曲に強いアクセントが欲しかったポールが、サー・ジョージに相談をもちかける。
「ねー、ジョージ。この間奏のところに、天使が舞い降りてくるような美しい響きが欲しいんだけどなにかいいアイデアはないかなあ」
「ポール、ピッコロトランペットという楽器を知ってるかね。まさにそれこそ天使の響きだと思うよ。スコアはわたしが書くからちょっと試してみないか」
なんて会話があったのでは、とよく想像してみるのです。
アルバム Revolver のなかの Tomorrow Never Knows という曲がある。これは世の中に初めて現れたサイケデリックソングだと云われている。この世に存在したことのない音を掴もうとジョンは悩みぬいてサー・ジョージに相談する。ジョージは思いつく限りのアイデアをジョンに示したが、ことごとく拒否。
「おっさん、オレはこれまでだれ一人聴いたことのない音が欲しいんだよ」
困り果てたサー・ジョージは半ば自棄になって
「そうだジョン、1回録音したテープをバラバラに切り刻んで部屋中にまき散らすんだよ。それから適当につなぐ。それはもうだれ一人聴いたことないこと受けあいだ」
「ジョージ、君は天才だ! さっそくやろう、いますぐやろう」
まもなく、その途方もなく面倒な作業をやらされる羽目になったサー・ジョージは録音技師のマル・エヴァンスがウンザリする樣子を見るにつけ、余計なことを云ったと大いに後悔するのであった。
なんてことも想像するのでした。
ビートルズの音楽がいまこの世にあるのは、まさに彼がプロデューサーだったからと云って良いだろう。ビートルズの音楽にとって彼こそ間違いなく5番目の存在だ。

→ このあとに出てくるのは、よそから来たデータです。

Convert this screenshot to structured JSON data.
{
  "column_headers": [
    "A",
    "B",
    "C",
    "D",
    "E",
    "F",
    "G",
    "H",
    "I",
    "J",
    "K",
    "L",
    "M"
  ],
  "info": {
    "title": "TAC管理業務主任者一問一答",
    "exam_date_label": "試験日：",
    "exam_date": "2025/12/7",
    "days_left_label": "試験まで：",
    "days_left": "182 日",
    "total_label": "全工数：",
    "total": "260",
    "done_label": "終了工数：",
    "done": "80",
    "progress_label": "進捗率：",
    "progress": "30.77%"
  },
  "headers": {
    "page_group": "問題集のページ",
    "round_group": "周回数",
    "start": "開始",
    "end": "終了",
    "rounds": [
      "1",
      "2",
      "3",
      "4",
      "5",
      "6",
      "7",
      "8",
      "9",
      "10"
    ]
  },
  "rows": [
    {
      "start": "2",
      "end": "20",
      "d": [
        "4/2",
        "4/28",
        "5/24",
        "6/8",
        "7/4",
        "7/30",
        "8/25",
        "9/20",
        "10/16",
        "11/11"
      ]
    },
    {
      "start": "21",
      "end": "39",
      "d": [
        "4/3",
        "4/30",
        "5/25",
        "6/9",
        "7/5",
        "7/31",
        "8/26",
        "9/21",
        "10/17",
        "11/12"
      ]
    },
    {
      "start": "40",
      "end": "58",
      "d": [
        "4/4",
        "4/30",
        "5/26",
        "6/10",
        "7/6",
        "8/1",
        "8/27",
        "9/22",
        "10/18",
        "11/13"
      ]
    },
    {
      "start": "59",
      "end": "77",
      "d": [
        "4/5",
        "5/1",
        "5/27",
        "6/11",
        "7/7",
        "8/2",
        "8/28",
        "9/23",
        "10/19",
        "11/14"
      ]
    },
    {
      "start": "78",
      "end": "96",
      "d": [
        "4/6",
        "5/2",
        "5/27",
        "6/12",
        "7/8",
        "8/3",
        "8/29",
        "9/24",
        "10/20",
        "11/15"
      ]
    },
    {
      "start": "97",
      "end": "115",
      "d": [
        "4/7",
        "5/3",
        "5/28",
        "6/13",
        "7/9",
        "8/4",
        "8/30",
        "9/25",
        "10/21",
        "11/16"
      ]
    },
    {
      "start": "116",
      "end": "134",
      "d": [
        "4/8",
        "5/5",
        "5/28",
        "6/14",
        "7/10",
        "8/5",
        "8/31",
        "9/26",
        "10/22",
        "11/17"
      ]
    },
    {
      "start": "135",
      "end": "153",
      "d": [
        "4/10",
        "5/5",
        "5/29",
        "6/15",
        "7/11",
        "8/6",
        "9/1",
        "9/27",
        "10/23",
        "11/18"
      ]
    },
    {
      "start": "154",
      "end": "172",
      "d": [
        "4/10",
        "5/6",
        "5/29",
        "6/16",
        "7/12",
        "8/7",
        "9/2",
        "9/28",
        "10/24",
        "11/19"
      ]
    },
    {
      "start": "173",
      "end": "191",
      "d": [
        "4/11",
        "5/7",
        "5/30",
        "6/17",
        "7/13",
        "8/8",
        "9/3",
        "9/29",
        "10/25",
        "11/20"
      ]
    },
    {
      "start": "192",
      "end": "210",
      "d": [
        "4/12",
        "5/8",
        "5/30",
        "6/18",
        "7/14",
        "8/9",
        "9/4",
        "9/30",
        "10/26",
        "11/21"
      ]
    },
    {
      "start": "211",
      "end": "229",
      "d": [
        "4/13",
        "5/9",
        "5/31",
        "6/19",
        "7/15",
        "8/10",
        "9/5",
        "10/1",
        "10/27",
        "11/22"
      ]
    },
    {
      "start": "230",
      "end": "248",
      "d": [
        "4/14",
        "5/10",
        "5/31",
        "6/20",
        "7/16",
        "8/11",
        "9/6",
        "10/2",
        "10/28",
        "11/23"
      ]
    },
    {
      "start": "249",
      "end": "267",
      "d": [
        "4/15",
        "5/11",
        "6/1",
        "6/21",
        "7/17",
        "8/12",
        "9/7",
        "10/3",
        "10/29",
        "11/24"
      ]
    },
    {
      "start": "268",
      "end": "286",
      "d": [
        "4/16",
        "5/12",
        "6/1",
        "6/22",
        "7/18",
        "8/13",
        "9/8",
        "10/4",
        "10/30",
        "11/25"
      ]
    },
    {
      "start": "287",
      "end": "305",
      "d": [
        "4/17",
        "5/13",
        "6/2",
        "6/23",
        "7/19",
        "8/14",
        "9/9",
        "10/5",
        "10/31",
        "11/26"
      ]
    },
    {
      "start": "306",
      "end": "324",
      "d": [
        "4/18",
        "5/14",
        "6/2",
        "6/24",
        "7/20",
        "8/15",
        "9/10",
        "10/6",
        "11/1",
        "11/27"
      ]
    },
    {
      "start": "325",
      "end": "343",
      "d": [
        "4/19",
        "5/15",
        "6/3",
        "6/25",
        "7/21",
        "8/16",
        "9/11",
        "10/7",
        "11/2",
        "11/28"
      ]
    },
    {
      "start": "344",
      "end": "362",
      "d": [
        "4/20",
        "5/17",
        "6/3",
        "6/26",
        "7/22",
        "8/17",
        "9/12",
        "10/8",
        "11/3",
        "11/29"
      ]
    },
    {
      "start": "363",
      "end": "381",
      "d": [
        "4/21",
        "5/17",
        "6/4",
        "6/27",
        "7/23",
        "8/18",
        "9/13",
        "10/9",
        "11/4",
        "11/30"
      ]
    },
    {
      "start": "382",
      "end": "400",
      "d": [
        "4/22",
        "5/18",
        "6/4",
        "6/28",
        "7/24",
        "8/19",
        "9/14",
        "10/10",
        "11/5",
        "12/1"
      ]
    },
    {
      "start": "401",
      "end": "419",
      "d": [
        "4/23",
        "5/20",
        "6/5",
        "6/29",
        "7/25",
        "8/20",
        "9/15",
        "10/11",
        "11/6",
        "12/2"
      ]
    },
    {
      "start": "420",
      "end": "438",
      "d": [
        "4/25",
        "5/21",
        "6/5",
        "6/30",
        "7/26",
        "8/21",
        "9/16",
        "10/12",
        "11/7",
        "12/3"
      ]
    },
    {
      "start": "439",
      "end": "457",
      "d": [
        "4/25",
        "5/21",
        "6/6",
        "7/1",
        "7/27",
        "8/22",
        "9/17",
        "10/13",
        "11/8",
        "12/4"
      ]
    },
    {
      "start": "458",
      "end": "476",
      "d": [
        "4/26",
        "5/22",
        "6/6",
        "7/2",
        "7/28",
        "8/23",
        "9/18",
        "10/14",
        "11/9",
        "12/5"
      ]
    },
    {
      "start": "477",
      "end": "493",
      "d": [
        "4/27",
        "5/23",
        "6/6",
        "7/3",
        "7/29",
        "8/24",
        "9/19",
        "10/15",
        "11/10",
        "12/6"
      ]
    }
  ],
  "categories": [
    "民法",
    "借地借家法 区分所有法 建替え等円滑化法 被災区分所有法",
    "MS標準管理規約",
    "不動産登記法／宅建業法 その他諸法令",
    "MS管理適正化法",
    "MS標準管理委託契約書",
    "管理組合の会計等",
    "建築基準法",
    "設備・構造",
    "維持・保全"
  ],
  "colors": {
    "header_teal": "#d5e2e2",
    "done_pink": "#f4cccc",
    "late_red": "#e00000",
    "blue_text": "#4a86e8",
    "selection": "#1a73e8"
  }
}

どっちもどっち重要な人なんだけど、21世紀のいまとなるとやっぱりブライアンはほとんど忘れられていて、サー・ジョージこそが一番の5人目のビートルズなんだろうな。
写真はおととしの今頃の岩手県室根村某所の雪景色。ことしは1月も終わるというのに、まともに雪が降らないし、暖かい。いったいどうなってるんだろう。


Comments
1950-60年代にはまあ変なこといろいろやった人がいろいろいて、それはそれで面白いのだけど、ジョンの場合はその変な音がポピュラーとしてみんなのなかに入っていき、この曲はサイケデリック音楽としてその後発展していく種みたいなものになったし、いまの音楽にかかせないサンプリングとか音を合成するということについてもまあ多くの影響を残していると思うのです。単に面白いだけではなくて。
Posted by: ponz | March 02, 2007 at 11:54
テープを部屋中にばら撒いた……。
確かこれ、アメリカの文学者のだれだっけっか? うーん、ガードナーとか? 名前、度忘れしてるが、その人のエピソードにもありましたね。
確か文章を細切れにして部屋中にばら撒き、適当に拾い上げて繋ぎ合わせて文学作品にしたとか。
「偶然」ってなものを定着させる作業。
作者の無意識を再構築するため、自らの意図を抹殺してしまう作業。